Interview mit ILLARY – Peruanischer Kulturverein e. V.: Tanzproben mit Abstand

Interview mit Roberto Marocho Clemente (RMC) von der Tanzgruppe ILLARY – Peruanischer Kulturverein e.V., einer Initiative des GSZ – geführt von Sabine Böhringer (SB), Mitarbeiterin des Gebrüder Schmid Zentrums (GSZ)

SB: Was hat sich für euch seit den Corona Vorsichtsmaßnahmen verändert und wie fühlst du dich mit dem Stopp eurer Proben und eures Engagements im Haus? Konntet ihr Alternativen finden?

RMC: Seit den Corona-Vorsichtsmaßnahmen hat sich für uns vor allem die Arbeitssituation verändert. Einige von uns waren im Home-Office, andere gingen auch zwei bis drei Mal in der Woche arbeiten. Anfangs war es auch für uns alle sehr ungewohnt, Masken zu tragen, sich ständig die Hände zu waschen und vor allem die Abstandsregeln einzuhalten.

Die Tatsache, dass unser Alltag – wozu auch die Tanzproben gehörten – massiv durch Corona verändert wurde, war zu Beginn sehr merkwürdig und kam natürlich auch sehr unerwartet. Dadurch, dass wir uns nicht treffen konnten, haben wir unseren Tänzern und Tänzerinnen ein paar Choreografien geschickt. Zudem blieben wir immer in telefonischem Kontakt und besprachen uns über zukünftige Projekte, obwohl wir natürlich nicht wussten bzw. wissen, wie sich alles entwickelt.

SB: Habt ihr – entgegen aller Unsicherheiten – einen Plan, wie ihr gerne wieder anfangen bzw. weitermachen würdet?

RMC: Wir haben zunächst einmal die Gruppe aufgeteilt, um weiterhin die Abstandsregeln so gut es geht zu befolgen. Die eine Gruppe kommt an einem Sonntag und die zweite Gruppe kommt am nächsten Sonntag. Dabei bietet es sich an, dass Sie uns den größeren Hermann Schmid Raum zur Verfügung stellen.

Uns ist bewusst, dass es womöglich dieses Jahr keine Auftritte mehr geben wird. Allerdings möchten wir die Gruppe in dieser Zeit nicht völlig in den Hintergrund stellen und trotzdem mit den Tanzproben weitermachen. Wir bleiben motiviert und werden auf alle folgenden Auftritte vorbereitet sein und weiterhin an unseren Projekten arbeiten.

SB: Wart ihr in Zeiten von Quarantäne und Kontaktsperre womöglich kreativ und habt Ideen entwickelt, die ihr gerne für euch bzw. im GSZ umsetzen, ja vielleicht anders als bisher machen wollt?

RMC: Kurz vor der Quarantäne hatten wir bereits an einem neuen Projekt gearbeitet (Tanzauftritte mit zusätzlicher Live-Musik). Leider konnten wir daran aber nicht weiterarbeiten, als der Lockdown kam.
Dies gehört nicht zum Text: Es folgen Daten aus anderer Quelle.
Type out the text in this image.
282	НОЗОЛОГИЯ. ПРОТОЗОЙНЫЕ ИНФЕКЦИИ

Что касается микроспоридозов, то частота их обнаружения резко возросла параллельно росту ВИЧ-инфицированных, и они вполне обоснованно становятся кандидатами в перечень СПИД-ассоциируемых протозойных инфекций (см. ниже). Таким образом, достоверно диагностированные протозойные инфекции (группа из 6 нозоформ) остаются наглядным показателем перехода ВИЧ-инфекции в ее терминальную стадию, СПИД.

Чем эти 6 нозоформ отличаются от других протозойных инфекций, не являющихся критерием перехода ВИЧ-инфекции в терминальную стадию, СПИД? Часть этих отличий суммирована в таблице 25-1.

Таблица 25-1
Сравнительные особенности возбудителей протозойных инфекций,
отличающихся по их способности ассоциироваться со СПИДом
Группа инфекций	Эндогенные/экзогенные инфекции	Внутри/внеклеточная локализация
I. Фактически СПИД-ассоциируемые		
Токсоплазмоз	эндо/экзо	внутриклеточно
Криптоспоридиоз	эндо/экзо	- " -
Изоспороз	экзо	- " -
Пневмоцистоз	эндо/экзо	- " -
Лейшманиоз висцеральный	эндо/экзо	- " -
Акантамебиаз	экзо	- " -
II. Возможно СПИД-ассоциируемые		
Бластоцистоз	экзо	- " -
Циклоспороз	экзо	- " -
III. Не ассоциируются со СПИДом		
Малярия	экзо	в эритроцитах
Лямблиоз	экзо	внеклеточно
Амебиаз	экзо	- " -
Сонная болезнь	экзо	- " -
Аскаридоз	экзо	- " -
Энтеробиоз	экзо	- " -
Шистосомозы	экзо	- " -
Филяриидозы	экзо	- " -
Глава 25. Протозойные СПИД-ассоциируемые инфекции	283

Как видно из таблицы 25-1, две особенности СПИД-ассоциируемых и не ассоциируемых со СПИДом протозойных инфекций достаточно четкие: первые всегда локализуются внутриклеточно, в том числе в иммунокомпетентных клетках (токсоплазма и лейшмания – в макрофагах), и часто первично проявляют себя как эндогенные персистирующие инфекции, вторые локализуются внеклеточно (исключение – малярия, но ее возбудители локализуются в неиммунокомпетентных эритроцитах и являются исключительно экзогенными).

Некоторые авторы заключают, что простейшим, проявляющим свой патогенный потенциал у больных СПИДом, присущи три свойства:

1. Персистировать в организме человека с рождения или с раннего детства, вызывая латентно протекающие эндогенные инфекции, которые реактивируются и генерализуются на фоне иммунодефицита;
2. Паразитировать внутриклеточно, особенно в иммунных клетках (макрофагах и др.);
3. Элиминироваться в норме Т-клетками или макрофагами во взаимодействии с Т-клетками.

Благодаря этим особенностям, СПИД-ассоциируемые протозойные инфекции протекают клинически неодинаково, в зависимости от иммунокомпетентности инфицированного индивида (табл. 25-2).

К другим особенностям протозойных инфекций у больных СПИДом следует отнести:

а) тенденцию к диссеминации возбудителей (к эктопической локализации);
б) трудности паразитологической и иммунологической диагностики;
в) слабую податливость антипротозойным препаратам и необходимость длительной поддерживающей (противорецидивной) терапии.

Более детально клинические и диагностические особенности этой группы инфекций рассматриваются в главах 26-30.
Stattdessen haben wir uns gedacht, dass wir wieder unsere Choreografien auffrischen.

SB: Was wünscht ihr euch für die Zeit nach Corona, für euer Engagement und für das Café Nachbarschafft, das ja im Sommer umgebaut wird und dann – hoffentlich bald – als Offener Treff neu startet.

RMC: Da Corona – solange es keinen Impfstoff gibt – immer noch präsent sein kann, wünschen wir uns, dass bei der Wiedereröffnung des Cafés auch weiterhin darauf geachtet wird, dass die Hygienemaßnahmen und Abstandsregeln eingehalten werden (z.B. in Form von Markierungen).

SB: Was wünscht ihr euch für die Zukunft an Unterstützung vom GSZ?

RMC: Zuerst noch wollen wir uns bei Ihnen bedanken, dass wir überhaupt einen Raum zur Verfügung gestellt bekommen, das ist vor allem jetzt nicht selbstverständlich.

Es wäre wirklich praktisch, wenn wir weiterhin einen größeren Raum – den Hermann Schmid Raum oder auch den Rudolf Schmid Saal – bekommen könnten, nicht nur wegen Corona, sondern auch weil es sich für unsere Tanzproben sehr gut eignet.

Wir wünschen uns auch, dass wir vielleicht irgendwann einen Platz bekommen, an dem wir unser Equipment wie zum Beispiel unsere Stereoanlage lagern könnten.

SB: Vielen Dank für das Interview und euer Engagement!